Teams in our company deal with Product Owners who are in such a position that they cannot spend as much time with us, as we would like, to do proper Backlog Grooming.

Thus in order to alleviate some of the time constraints we have begun implementing the art of getting stories "Ready for Sprint" or in other words getting them into a state where we know/understand enough to take them into a sprint.

Unfortunately we are still new to what would be a proper definition of 'Ready For Sprint' and so the question of what would be good to keep in mind when getting a story in the backlog Ready for Sprint?

[EDIT]

In response to answers and comments by Ryathal and Donal Fellows i would like to try explain that we do not intend to actually build the stories. We would like to apply the practice of getting existing stories "Ready for Sprint" as explained by this Blog Post. Product owners should probably be adding to this but as mentioned we are not in a prime position with our product owners (as yet).

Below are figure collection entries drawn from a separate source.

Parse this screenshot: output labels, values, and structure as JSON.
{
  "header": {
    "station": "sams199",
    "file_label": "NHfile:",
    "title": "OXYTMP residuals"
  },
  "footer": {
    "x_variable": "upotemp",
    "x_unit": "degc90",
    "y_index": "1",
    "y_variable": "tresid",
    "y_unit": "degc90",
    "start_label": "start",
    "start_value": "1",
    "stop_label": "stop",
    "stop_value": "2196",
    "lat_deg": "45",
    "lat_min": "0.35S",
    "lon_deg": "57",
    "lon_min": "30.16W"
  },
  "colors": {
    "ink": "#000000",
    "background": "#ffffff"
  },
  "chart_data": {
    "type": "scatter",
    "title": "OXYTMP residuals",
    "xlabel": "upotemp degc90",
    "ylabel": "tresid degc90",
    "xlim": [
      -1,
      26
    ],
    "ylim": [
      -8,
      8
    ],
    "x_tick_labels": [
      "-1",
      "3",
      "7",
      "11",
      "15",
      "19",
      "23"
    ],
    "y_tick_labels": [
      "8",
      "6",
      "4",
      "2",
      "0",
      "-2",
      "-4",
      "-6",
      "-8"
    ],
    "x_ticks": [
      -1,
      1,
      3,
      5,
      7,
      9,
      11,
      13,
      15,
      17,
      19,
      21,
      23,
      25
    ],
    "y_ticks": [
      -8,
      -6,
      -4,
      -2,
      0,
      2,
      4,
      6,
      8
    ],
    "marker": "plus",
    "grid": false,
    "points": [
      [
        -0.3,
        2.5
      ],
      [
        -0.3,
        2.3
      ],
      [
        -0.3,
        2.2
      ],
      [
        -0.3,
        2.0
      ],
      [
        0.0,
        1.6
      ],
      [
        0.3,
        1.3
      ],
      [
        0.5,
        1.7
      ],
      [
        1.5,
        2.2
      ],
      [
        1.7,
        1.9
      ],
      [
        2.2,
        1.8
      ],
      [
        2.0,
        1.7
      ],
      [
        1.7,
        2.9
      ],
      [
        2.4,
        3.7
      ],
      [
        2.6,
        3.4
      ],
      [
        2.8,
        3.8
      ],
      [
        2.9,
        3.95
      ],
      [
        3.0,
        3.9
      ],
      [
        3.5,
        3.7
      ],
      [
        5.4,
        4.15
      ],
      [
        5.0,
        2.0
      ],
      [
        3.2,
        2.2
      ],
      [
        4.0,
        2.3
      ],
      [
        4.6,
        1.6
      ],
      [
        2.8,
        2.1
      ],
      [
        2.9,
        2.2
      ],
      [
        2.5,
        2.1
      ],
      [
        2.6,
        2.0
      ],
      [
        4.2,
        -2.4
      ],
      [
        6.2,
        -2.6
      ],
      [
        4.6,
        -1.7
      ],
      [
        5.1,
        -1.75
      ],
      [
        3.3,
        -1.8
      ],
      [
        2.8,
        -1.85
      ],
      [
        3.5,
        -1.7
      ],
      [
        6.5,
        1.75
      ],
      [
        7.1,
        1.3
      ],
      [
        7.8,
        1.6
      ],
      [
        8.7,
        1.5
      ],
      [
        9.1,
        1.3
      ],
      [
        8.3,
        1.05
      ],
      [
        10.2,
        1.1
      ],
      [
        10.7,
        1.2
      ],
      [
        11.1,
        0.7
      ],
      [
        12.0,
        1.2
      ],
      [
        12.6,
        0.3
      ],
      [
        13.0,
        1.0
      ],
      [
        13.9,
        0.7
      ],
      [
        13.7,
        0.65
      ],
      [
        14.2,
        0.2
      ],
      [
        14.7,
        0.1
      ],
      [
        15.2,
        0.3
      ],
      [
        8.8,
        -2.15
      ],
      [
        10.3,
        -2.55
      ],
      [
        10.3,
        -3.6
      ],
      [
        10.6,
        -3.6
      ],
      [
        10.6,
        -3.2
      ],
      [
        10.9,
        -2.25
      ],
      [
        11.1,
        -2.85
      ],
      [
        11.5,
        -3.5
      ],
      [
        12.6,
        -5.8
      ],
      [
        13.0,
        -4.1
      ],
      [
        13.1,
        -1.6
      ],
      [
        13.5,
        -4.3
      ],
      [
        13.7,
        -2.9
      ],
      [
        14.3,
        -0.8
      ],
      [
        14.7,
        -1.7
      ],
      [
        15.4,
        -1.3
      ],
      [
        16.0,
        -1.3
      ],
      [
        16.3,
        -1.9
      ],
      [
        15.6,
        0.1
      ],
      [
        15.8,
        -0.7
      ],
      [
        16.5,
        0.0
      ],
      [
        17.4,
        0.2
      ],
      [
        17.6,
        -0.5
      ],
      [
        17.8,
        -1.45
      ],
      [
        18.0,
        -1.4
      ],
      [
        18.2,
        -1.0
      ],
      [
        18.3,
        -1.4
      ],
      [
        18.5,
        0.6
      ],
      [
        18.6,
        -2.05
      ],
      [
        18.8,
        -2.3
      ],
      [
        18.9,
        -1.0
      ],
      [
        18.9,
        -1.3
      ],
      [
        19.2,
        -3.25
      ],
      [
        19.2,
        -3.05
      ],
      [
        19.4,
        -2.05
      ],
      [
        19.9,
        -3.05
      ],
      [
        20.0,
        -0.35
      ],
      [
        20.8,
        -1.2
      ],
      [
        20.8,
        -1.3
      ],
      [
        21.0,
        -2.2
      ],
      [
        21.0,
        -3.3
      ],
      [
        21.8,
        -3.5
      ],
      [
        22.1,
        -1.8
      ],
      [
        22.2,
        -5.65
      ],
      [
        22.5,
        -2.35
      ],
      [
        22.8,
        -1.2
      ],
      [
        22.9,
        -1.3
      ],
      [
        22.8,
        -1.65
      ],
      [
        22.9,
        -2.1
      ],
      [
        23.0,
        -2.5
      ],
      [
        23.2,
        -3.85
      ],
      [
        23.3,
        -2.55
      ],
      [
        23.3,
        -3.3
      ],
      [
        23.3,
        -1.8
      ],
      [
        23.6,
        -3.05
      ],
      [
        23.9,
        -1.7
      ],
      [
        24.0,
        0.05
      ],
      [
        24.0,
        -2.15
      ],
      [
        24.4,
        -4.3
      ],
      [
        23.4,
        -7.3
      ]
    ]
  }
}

We have read that you can make definitions such as a story is in Ready state if its effort points are 5 or less, or the story must have Minimum Acceptance Criteria defined, or it must have a Balsamiq Mockup etc.

My question is geared towards finding what others have used in their definitions and what has worked for them. :)

Was it helpful?

Solution

It should contain enough information that, at the end of the sprint, acceptance is not going to be a problem.

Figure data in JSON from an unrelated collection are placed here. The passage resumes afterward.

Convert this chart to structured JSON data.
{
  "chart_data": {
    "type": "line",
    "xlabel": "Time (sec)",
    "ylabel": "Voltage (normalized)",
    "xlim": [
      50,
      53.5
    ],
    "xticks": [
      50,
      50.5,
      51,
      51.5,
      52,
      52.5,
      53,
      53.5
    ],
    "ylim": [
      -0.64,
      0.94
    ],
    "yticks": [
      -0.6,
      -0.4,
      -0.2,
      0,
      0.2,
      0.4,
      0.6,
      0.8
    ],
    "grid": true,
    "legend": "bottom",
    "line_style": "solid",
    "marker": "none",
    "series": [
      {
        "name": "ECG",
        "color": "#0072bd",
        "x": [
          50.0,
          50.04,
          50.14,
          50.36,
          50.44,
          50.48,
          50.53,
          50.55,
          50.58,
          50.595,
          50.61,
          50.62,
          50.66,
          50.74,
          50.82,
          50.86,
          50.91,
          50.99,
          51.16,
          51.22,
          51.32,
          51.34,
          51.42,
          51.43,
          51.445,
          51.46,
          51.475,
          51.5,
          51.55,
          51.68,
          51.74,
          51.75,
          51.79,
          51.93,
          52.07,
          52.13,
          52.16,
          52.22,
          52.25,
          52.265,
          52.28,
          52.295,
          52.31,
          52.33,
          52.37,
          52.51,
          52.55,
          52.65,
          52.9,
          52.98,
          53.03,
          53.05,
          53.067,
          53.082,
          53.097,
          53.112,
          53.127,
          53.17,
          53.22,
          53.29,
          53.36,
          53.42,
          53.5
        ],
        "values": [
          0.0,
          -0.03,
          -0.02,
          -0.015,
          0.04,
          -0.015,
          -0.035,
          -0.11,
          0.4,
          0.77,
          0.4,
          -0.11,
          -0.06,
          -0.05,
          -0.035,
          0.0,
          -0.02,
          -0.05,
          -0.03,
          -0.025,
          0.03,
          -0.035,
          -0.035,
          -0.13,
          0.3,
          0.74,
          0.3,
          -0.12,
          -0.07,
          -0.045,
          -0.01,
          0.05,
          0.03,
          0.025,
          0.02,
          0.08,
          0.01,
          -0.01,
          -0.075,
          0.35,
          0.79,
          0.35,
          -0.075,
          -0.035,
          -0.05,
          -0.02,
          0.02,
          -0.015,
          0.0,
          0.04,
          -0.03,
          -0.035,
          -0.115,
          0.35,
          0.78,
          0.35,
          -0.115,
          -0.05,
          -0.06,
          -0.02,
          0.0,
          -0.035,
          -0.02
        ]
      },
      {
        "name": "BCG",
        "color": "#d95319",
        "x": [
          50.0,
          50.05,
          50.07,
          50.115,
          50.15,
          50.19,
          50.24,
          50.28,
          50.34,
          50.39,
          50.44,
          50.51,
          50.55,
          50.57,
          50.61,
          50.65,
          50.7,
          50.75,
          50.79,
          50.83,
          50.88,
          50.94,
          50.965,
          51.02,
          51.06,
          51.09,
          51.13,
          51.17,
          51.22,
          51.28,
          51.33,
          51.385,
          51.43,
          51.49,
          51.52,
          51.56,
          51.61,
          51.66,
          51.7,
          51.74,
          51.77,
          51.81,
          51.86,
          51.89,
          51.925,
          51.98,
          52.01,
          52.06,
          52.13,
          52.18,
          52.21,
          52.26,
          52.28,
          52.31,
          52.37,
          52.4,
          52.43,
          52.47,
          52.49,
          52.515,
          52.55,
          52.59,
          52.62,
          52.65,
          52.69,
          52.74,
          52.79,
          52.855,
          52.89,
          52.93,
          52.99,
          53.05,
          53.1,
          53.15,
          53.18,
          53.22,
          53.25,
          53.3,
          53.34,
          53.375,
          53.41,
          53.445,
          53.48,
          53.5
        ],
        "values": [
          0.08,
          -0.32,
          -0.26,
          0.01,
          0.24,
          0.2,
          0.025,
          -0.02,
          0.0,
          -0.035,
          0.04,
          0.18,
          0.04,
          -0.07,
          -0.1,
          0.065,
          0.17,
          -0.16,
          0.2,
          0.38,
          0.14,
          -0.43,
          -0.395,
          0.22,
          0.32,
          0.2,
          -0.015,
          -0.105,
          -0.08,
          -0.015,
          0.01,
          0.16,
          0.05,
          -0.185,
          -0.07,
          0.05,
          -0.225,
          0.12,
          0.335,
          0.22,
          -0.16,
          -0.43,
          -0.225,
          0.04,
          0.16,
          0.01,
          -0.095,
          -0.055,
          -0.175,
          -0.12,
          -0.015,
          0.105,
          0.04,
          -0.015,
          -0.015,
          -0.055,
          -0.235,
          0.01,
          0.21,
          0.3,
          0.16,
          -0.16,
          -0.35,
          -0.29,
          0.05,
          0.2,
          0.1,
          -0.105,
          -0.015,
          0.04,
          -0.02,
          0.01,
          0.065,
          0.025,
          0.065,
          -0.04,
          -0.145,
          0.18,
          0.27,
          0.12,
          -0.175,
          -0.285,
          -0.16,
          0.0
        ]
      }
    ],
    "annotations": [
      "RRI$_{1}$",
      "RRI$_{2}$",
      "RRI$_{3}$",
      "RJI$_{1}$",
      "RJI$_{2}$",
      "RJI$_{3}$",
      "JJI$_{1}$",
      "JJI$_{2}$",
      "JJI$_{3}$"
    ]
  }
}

Sometimes a single sentence is good enough.

Quite often, some team members will want more information/requirements written down to make sure nobody changes their mind and remembers all that was agreed on.

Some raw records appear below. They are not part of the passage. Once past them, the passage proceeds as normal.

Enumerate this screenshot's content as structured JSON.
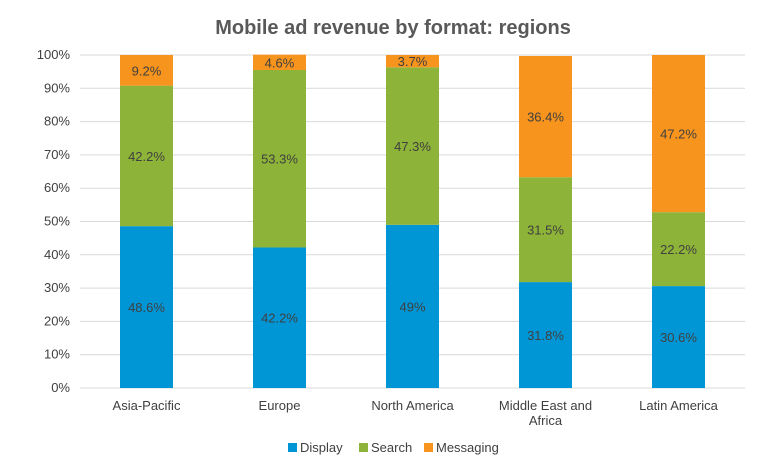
{
  "chart_data": {
    "type": "bar",
    "stacked": true,
    "title": "Mobile ad revenue by format: regions",
    "categories": [
      [
        "Asia-Pacific"
      ],
      [
        "Europe"
      ],
      [
        "North America"
      ],
      [
        "Middle East and",
        "Africa"
      ],
      [
        "Latin America"
      ]
    ],
    "series": [
      {
        "name": "Display",
        "color": "#0096D6",
        "values": [
          48.6,
          42.2,
          49,
          31.8,
          30.6
        ],
        "labels": [
          "48.6%",
          "42.2%",
          "49%",
          "31.8%",
          "30.6%"
        ]
      },
      {
        "name": "Search",
        "color": "#8DB338",
        "values": [
          42.2,
          53.3,
          47.3,
          31.5,
          22.2
        ],
        "labels": [
          "42.2%",
          "53.3%",
          "47.3%",
          "31.5%",
          "22.2%"
        ]
      },
      {
        "name": "Messaging",
        "color": "#F7941D",
        "values": [
          9.2,
          4.6,
          3.7,
          36.4,
          47.2
        ],
        "labels": [
          "9.2%",
          "4.6%",
          "3.7%",
          "36.4%",
          "47.2%"
        ]
      }
    ],
    "yticks": [
      "0%",
      "10%",
      "20%",
      "30%",
      "40%",
      "50%",
      "60%",
      "70%",
      "80%",
      "90%",
      "100%"
    ],
    "ylim": [
      0,
      100
    ],
    "grid": true,
    "legend_position": "bottom"
  }
}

Anything written down should be as objective/verifiable as possible. I like the 'given/when/then' and 'as ... i ... so that ...' formats quite a lot, as they convey a lot of information and verifiable requirements in a compact form.

I have seen a couple of attempts at defining 'rules' or gates for the different stages in a story lifecycle (ready for sprint, accepted...) - and in my experience rules alone don't work well. It's very easy to end up having an overly exhaustive list of things a story must contain to be considered (use case, tests plan, mock ups, acceptance criteria, documentation, etc). It's very hard to ensure that those items are 'good'. And in many cases (simple stories with a lot of shared context or unsurprising content), mocks, tests plans and details are a waste of time.

An recent example: encouraging 'as X I want to Y', I ended up with 'As an admin, I expect data confidentiality and integrity to be maintained in the platform.' It meets the guidelines, but is completely useless at telling dev what they need to deliver/test/document.

I don't think you can get away from having good communication between PO and dev, and a good feeling about what each side is going to think is good enough.

OTHER TIPS

A story is "ready for sprint" when:

  • it contains verifiable requirements and
  • you believe it matches what the client wants.

You should also try working with your owner to increase the time they can devote to working with you, and find ways that they can do some backlog grooming on their own if they can't already. The best way to get more involvement is going to be delivering quality with your current level of interaction and explain that further involvement can further improve results.

I think the definition of ready is pretty self explanitory, and not really worth explicitly defining.

If the PO disappears until the end of the sprint (which may happen), and the team build what the story says, is there any way the Product Owner can say 'This isn't what we agreed on'? If not, it is ready.

Depending on PO involvement in the sprint, and the type of story this can be very detailed, or very simple.